İngiltere’de yeni bir varyant ortaya çıktığı periyotta, İngiltere’nin tüm dünya ile olan ekonomik, siyasi, sosyolojik bağlantıları sarsıldı, havaalanları kapatıldı. Tüm bunlar virüsün genomunda, kritik bir bölgede nasıl bir tesirinin olacağı kestirilemeyen bir harf değişimi olmasıydı. Zira bir harf değişimi bu savaşta, insan ya da virüs için savaşın sonu manasına gelebilir. Kısa müddette çok sayıda üreme ve değişim geçirmek, çok varyasyona sahip olmak bu savaşta en değerli silahlar. Bu silahlar da daha çok bakterilerde ve virüslerde var.

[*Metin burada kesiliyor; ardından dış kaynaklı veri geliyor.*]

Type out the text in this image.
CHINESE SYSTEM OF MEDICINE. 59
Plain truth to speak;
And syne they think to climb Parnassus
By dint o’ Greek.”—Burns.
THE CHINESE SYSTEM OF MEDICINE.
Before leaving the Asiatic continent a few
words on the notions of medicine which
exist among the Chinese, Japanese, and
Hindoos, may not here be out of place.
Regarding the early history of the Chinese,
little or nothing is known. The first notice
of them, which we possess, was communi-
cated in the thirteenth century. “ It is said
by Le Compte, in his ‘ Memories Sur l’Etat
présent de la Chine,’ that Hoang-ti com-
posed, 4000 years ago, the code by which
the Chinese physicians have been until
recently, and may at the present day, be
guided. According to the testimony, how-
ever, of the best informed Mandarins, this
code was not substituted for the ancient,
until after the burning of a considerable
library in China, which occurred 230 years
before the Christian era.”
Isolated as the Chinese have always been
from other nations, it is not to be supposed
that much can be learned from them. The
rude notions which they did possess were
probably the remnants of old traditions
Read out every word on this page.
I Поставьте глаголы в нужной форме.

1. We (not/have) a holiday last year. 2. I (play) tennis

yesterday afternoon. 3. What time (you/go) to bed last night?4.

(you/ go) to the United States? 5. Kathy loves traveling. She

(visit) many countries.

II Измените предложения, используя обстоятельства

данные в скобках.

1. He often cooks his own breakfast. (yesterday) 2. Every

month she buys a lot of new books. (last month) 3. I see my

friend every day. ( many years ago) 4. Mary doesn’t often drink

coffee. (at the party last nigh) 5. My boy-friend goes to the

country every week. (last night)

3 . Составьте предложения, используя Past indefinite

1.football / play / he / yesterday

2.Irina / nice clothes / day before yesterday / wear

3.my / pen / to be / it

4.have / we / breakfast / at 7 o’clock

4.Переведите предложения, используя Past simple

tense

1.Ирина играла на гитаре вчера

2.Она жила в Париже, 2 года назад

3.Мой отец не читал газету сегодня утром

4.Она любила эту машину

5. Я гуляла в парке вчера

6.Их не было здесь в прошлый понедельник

Sars-Cov-2 çağdaş genom bilimi ve aşı teknolojisine karşın Dünyada 652 milyon insanı enfekte etti ve 7 milyona yakın insanın hasebiyle genomun yok olmasına neden oldu. Gelecekte beşerler bu savaşta kullanmak üzere daha ne üzere uğraş araçları geliştirecekler göreceğiz. Ama araştırmalar insan genomunun gelecekte daha fazla virüs saldırısına uğrayacağını iddia eden sonuçlar ortaya koyuyor. Mümkün taarruz artışının temel tetikleyicisi ise global iklim değişikliği olacak.
Konuyla ilgili araştırmalar iki derecelik bir artış durumunda 3 bin farklı göğüslü çeşidinde göç dalgalarının başlayacağını ve bu göçle bir arada virüs çeşitlenmesinin artacağını öngörüyor. Virüs çeşitlenmesi ile virüslerin 4 bin defa çeşitler ortası geçiş taarruzunda bulunacağı varsayım edilirken, doğal olarak beşerler da bu hücumlardan hissesini alacak üzere görünüyor. Araştırmacılar her tipler ortası virüs sıçramasının mutlak surette Covid-19 gibisi bir pandemiye yola açmayacağını söylese de tehdit gereğince korkutucu. Genom savaşları rastgele bir cins için bitse de tüm canlılar için fakat Dünya’nın sonu gelirse bitecek. Global ısınmanın ana tetikleyicisi insan çeşidi için bunun bedeli genom savaşları açısından ağır bir mağlubiyet manasına gelebilir.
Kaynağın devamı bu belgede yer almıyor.